= Formal organization =

Organization with a fixed set of rules of intra-organization procedures and structures

A formal organization is an organization with a fixed set of rules of intra-organization procedures and structures. As such, it is usually set out in writing, with a language of rules that ostensibly leave little discretion for interpretation.

Sociologist Max Weber devised a model of formal organization known as the bureaucratic model that is based on the rationalization of activities through standards and procedures. It is one of the most applied formal organization models.

In some societies and in some organizations, such rules may be strictly followed; in others, they may be little more than an empty formalism.

- To facilitate the accomplishment of the goals of the organization: In a formal organization, the work is delegated to each individual of the organization. He/She works towards the attainment of definite goals, which are in compliance with the goals of the organization.
- To facilitate the co-ordination of various activities: The authority, responsibility, and accountability of individuals in the organization are very well defined. Hence, facilitating the co-ordination of various activities of the organization very effectively.
- To aid the establishment of logical authority relationship: The responsibilities of the individuals in the organization are well defined. They have a definite place in the organization due to a well-defined hierarchical structure that is inherent in any formal organization.
- Permit the application of the concept of specialization and division of Labor. Division of work amongst individuals according to their capabilities helps in greater specializations and division of work.
- Incite a sense of group cohesiveness.

==Distinction from informal organization==
Formal rules are often adapted to subjective interests—social structures within an enterprise and the personal goals, desires, sympathies and behaviors of the individual workers—so that the practical everyday life of an organization becomes informal. Practical experience shows no organization is ever completely rule-bound: instead, all real organizations represent some mix of formal and informal. Consequently, when attempting to legislate for an organization and to create a formal structure, it is necessary to recognize informal organization in order to create workable structures. However, informal organization can fail, or, if already set in order, can work against mismanagement.

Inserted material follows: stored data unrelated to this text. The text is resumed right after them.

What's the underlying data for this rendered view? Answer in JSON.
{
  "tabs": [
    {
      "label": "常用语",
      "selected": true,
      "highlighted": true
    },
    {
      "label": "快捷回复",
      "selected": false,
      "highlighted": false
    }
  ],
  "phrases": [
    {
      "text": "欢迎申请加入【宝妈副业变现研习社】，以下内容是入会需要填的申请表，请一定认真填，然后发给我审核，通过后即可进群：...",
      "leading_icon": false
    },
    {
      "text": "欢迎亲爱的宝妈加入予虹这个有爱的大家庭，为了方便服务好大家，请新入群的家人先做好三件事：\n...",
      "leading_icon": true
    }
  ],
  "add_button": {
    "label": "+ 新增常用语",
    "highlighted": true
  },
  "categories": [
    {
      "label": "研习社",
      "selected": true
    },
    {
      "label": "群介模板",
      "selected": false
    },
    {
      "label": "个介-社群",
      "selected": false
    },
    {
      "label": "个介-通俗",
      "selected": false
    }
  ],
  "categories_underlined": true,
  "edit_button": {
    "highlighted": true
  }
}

Formal organizations are typically understood to be systems of coordinated and controlled activities that arise when work is embedded in complex networks of technical relations and boundary-spanning exchanges. But in modern societies, formal organizational structures arise in highly institutional contexts. Organizations are driven to incorporate the practices and procedures defined by prevailing rationalized concepts of organizational work and institutionalized in society. Organizations that do so increase their legitimacy and their survival prospects, independent of the immediate efficacy of the acquired practices and procedures. There can develop a tension between on the one hand, the institutionalized products, services, techniques, policies, and programs that function as myths (and may be ceremonially adopted), and efficiency criteria on the other hand. To maintain ceremonial conformity, organizations that reflect institutional rules tend to buffer their formal structures from the uncertainties of the technical activities by developing a loose coupling between their formal structures and actual work activities. - (John Meyer and Brian Rowan, 1976)

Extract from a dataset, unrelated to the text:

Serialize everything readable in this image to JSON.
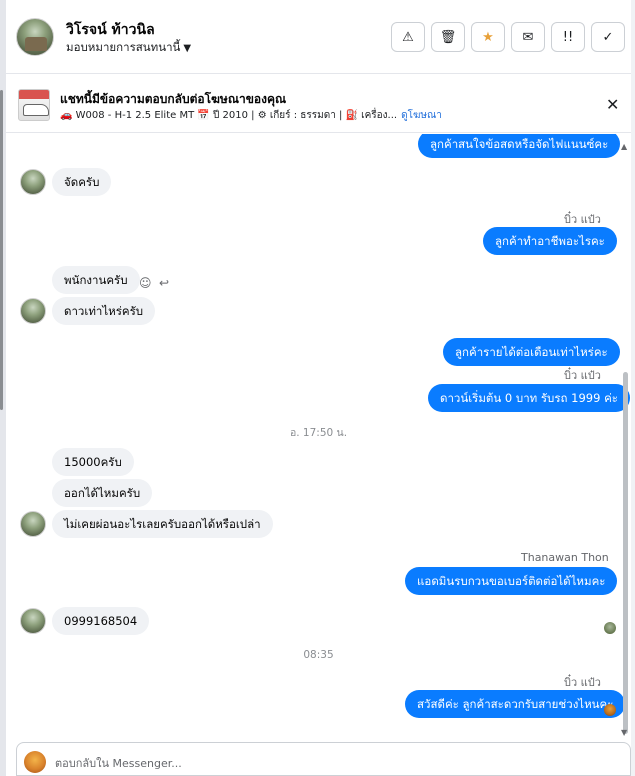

== Identification numbers and public registers ==
In some countries, formal organizations are registered in public registers to make their identification easier even if an organization renames.

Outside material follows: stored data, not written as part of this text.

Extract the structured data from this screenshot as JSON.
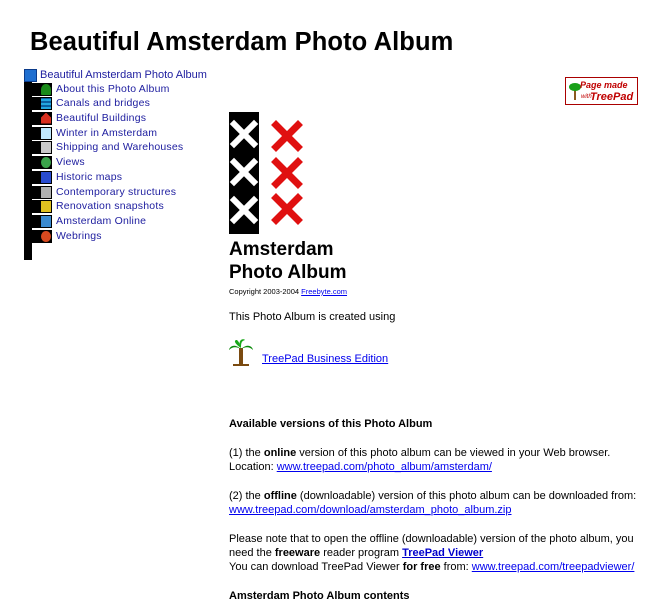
{
  "page": {
    "title": "Beautiful Amsterdam Photo Album"
  },
  "tree": {
    "root": "Beautiful Amsterdam Photo Album",
    "items": [
      {
        "label": "About this Photo Album",
        "icon": "palm-tree-icon"
      },
      {
        "label": "Canals and bridges",
        "icon": "water-icon"
      },
      {
        "label": "Beautiful Buildings",
        "icon": "house-icon"
      },
      {
        "label": "Winter in Amsterdam",
        "icon": "snowflake-icon"
      },
      {
        "label": "Shipping and Warehouses",
        "icon": "warehouse-icon"
      },
      {
        "label": "Views",
        "icon": "globe-icon"
      },
      {
        "label": "Historic maps",
        "icon": "map-icon"
      },
      {
        "label": "Contemporary structures",
        "icon": "building-icon"
      },
      {
        "label": "Renovation snapshots",
        "icon": "crane-icon"
      },
      {
        "label": "Amsterdam Online",
        "icon": "network-icon"
      },
      {
        "label": "Webrings",
        "icon": "webring-icon"
      }
    ]
  },
  "badge": {
    "line1": "Page made",
    "line0": "with",
    "line2": "TreePad"
  },
  "content": {
    "logo_title_1": "Amsterdam",
    "logo_title_2": "Photo Album",
    "copyright_text": "Copyright 2003-2004",
    "copyright_link": "Freebyte.com",
    "created_using": "This Photo Album is created using",
    "treepad_link": "TreePad Business Edition",
    "versions_heading": "Available versions of this Photo Album",
    "online_prefix": "(1) the ",
    "online_bold": "online",
    "online_suffix": " version of this photo album can be viewed in your Web browser.",
    "location_label": "Location: ",
    "location_url": "www.treepad.com/photo_album/amsterdam/",
    "offline_prefix": "(2) the ",
    "offline_bold": "offline",
    "offline_suffix": " (downloadable) version of this photo album can be downloaded from:",
    "offline_url": "www.treepad.com/download/amsterdam_photo_album.zip",
    "note_line1": "Please note that to open the offline (downloadable) version of the photo album, you",
    "note_line2_prefix": "need the ",
    "note_line2_bold": "freeware",
    "note_line2_mid": " reader program ",
    "viewer_link": "TreePad Viewer",
    "note_line3_prefix": "You can download TreePad Viewer ",
    "note_line3_bold": "for free",
    "note_line3_mid": " from: ",
    "viewer_url": "www.treepad.com/treepadviewer/",
    "contents_heading": "Amsterdam Photo Album contents"
  },
  "colors": {
    "link": "#0000ee",
    "tree_link": "#2020a0",
    "x_red": "#e01010",
    "badge_red": "#c00000"
  }
}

Examples of organization identifiers:
- VAT identification number - usually only organizations that are tax-payers (companies)
- Czech Republic: Identifikační číslo organizace
- Germany: Wirtschafts-Identifikationsnummer
- Poland: REGON (Rejestr Gospodarki Narodowej)
- Brazil: CNPJ

==The Hawthorne experiments==
The deviation from rule-making on a higher level was documented for the first time in the Hawthorne studies (1924–1932) and called informal organization. At first this discovery was dismissed as the product of avoidable errors, until it finally had to be recognized that these unwritten laws of work of everyday life often had more influence on the fate of the enterprise than those conceived on organizational charts of the executive level. Numerous empirical studies in sociological organization research followed, ever more clearly providing evidence for this, particularly during the human relations movement. It is important to analyze informal structures within an enterprise to make use of positive innovations, but also to be able to do away with bad habits that have developed over time.

==Reasons for informal organization==

There are many different reasons for informal organization:

- Informal standards: personal goals and interests of workers differ from official organizational goals.
- Informal communication: changes of communication routes within an enterprise due to personal relations between coworkers.
- Informal group: certain groups of coworkers have the same interests, or (for example) the same origin.
- Informal leaders: due to charisma and general popularity, certain members of the organization win more influence than originally intended.
- Different interests and preferences of coworkers.
- Different status of coworkers.
- Difficult work requirements.
- Non-satisfactory conditions of work.

Managerial organization theory often still regards informal organization as rather disturbing, but sometimes helpful. In the opinion of systems theory and cybernetics, however, formal organization fades into the background and only serves, if necessary, to supplement or to correct. Changes in structure always redevelop because of the conduct and differences among coworkers, and the ability of self-organization is recognized as a natural characteristic of a social system.